When bad weather begins overnight, the process for making decisions about the operation of school kicks off at 3 a.m. when Elliott and Transportation Director Jeff Lyons begin the process of gathering information about road conditions and the most current weather forecast.
By 3:30 a.m., a road check team consisting of Elliott, Lyons, and other staff members begins driving assigned routes to check road conditions throughout Watauga County. Lyons and Elliott both routinely participate in a morning live conference call with National Weather Service meteorologists in Blacksburg, VA at 4:30 a.m.
In an average winter, crews are on the road approximately 40 mornings.
The final decision about school schedules and bus routes is based on information gathered from the road check team, NCDOT, local law enforcement and the latest weather forecasts.
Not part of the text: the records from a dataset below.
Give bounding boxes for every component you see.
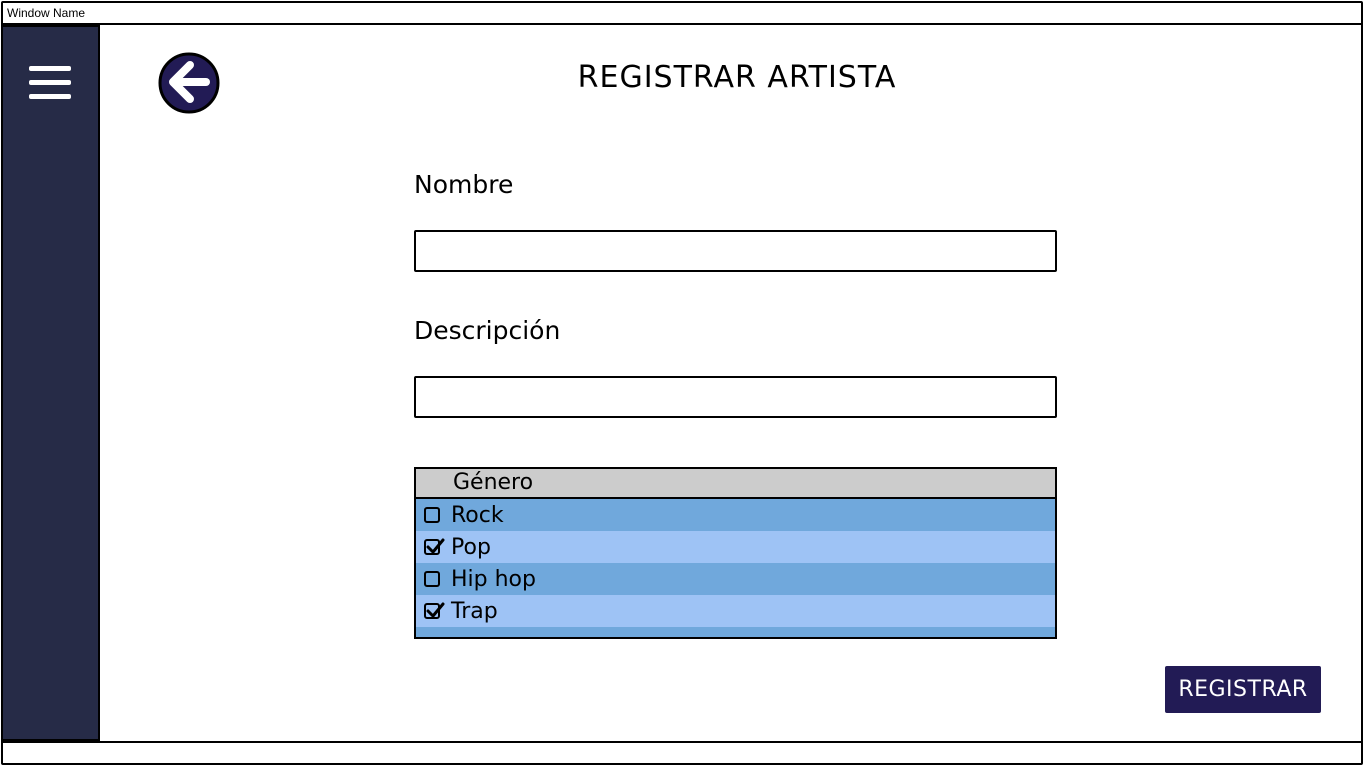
genre-item-trap[interactable]: Trap	[416, 595, 1055, 627]
genre-item-hip-hop[interactable]: Hip hop	[416, 563, 1055, 595]
checkbox-checked-icon[interactable]	[424, 602, 445, 619]
sidebar	[1, 25, 100, 741]
description-label: Descripción	[414, 316, 561, 345]
hamburger-menu-icon[interactable]	[29, 66, 73, 102]
description-input[interactable]	[414, 376, 1057, 418]
checkbox-checked-icon[interactable]	[424, 538, 445, 555]
checkbox-unchecked-icon[interactable]	[424, 507, 440, 523]
checkbox-unchecked-icon[interactable]	[424, 571, 440, 587]
genre-item-pop[interactable]: Pop	[416, 531, 1055, 563]
page-title: REGISTRAR ARTISTA	[577, 60, 897, 95]
name-label: Nombre	[414, 170, 514, 199]
arrow-left-circle-icon	[158, 52, 220, 114]
window-titlebar: Window Name	[3, 3, 1361, 25]
genre-checkbox-list: Género Rock Pop Hip hop Trap	[414, 467, 1057, 639]
genre-list-header: Género	[416, 469, 1055, 499]
genre-item-label: Hip hop	[451, 566, 536, 592]
genre-item-label: Trap	[451, 598, 498, 624]
back-button[interactable]	[157, 51, 221, 115]
genre-item-label: Pop	[451, 534, 491, 560]
window-statusbar	[3, 741, 1361, 763]
name-input[interactable]	[414, 230, 1057, 272]
genre-item-label: Rock	[451, 502, 504, 528]
register-button[interactable]: REGISTRAR	[1165, 666, 1321, 713]
genre-item-rock[interactable]: Rock	[416, 499, 1055, 531]
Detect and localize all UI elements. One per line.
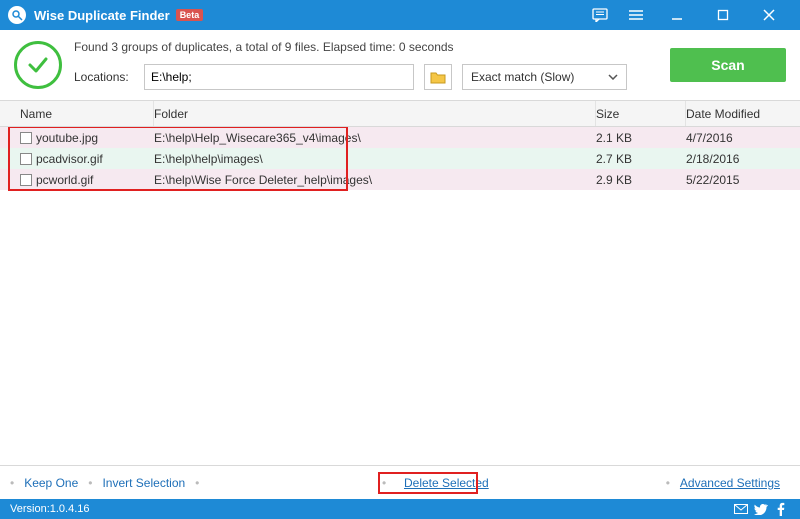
facebook-icon[interactable] [772,500,790,518]
cell-name: pcworld.gif [36,173,93,187]
chevron-down-icon [608,74,618,80]
match-mode-value: Exact match (Slow) [471,70,574,84]
advanced-settings-link[interactable]: Advanced Settings [680,476,780,490]
row-checkbox[interactable] [20,153,32,165]
status-icon [14,41,62,89]
col-header-date[interactable]: Date Modified [686,101,786,126]
cell-name: youtube.jpg [36,131,98,145]
bottom-panel: •Keep One •Invert Selection • • Delete S… [0,465,800,499]
result-rows: youtube.jpg E:\help\Help_Wisecare365_v4\… [0,127,800,465]
maximize-button[interactable] [700,0,746,30]
table-row[interactable]: pcworld.gif E:\help\Wise Force Deleter_h… [0,169,800,190]
row-checkbox[interactable] [20,132,32,144]
titlebar: Wise Duplicate Finder Beta [0,0,800,30]
cell-folder: E:\help\Help_Wisecare365_v4\images\ [154,131,596,145]
top-panel: Found 3 groups of duplicates, a total of… [0,30,800,101]
cell-size: 2.7 KB [596,152,686,166]
table-row[interactable]: youtube.jpg E:\help\Help_Wisecare365_v4\… [0,127,800,148]
twitter-icon[interactable] [752,500,770,518]
app-logo [8,6,26,24]
feedback-button[interactable] [582,0,618,30]
table-header: Name Folder Size Date Modified [0,101,800,127]
col-header-folder[interactable]: Folder [154,101,596,126]
col-header-name[interactable]: Name [14,101,154,126]
cell-folder: E:\help\Wise Force Deleter_help\images\ [154,173,596,187]
scan-button[interactable]: Scan [670,48,786,82]
cell-size: 2.9 KB [596,173,686,187]
locations-input[interactable] [144,64,414,90]
delete-selected-link[interactable]: Delete Selected [404,476,489,490]
version-value: 1.0.4.16 [50,503,90,515]
table-row[interactable]: pcadvisor.gif E:\help\help\images\ 2.7 K… [0,148,800,169]
statusbar: Version: 1.0.4.16 [0,499,800,519]
version-label: Version: [10,503,50,515]
cell-date: 2/18/2016 [686,152,786,166]
menu-button[interactable] [618,0,654,30]
beta-badge: Beta [176,9,204,21]
row-checkbox[interactable] [20,174,32,186]
status-message: Found 3 groups of duplicates, a total of… [74,40,658,54]
col-header-size[interactable]: Size [596,101,686,126]
match-mode-select[interactable]: Exact match (Slow) [462,64,627,90]
cell-name: pcadvisor.gif [36,152,103,166]
cell-date: 4/7/2016 [686,131,786,145]
locations-row: Locations: Exact match (Slow) [74,64,658,90]
keep-one-link[interactable]: Keep One [24,476,78,490]
mail-icon[interactable] [732,500,750,518]
cell-size: 2.1 KB [596,131,686,145]
app-title: Wise Duplicate Finder [34,8,170,23]
cell-folder: E:\help\help\images\ [154,152,596,166]
minimize-button[interactable] [654,0,700,30]
cell-date: 5/22/2015 [686,173,786,187]
browse-folder-button[interactable] [424,64,452,90]
app-window: Wise Duplicate Finder Beta Found 3 group… [0,0,800,519]
close-button[interactable] [746,0,792,30]
invert-selection-link[interactable]: Invert Selection [102,476,185,490]
folder-icon [430,70,446,84]
locations-label: Locations: [74,70,134,84]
That decision is normally made before the first school bus departs at 5:25 a.m. and is announced in several ways: a statement at the top of all pages of school websites at www.wataugaschools.org; via local media outlets; by automated phone messages, email, and text messages to parents; via Twitter at @WataugaSchools; and through a recorded snow line message at (828) 264-0200.
If you have questions about the limited bus routes for your school, you can get more information at wataugaschools.org/
Watauga County Schools are closed an average of approximately 15 days per year for snow and ice, with wide variation around that average. The number of days missed has ranged from a low of four days in 1990-91 to a peak of 39 days in 1977-78. The system missed 20 days for weather last school year.
Elliott said as winter weather approaches, it’s important that parents update their contact information with their school’s front office, as that information will be used to announce closing, delay and emergency information.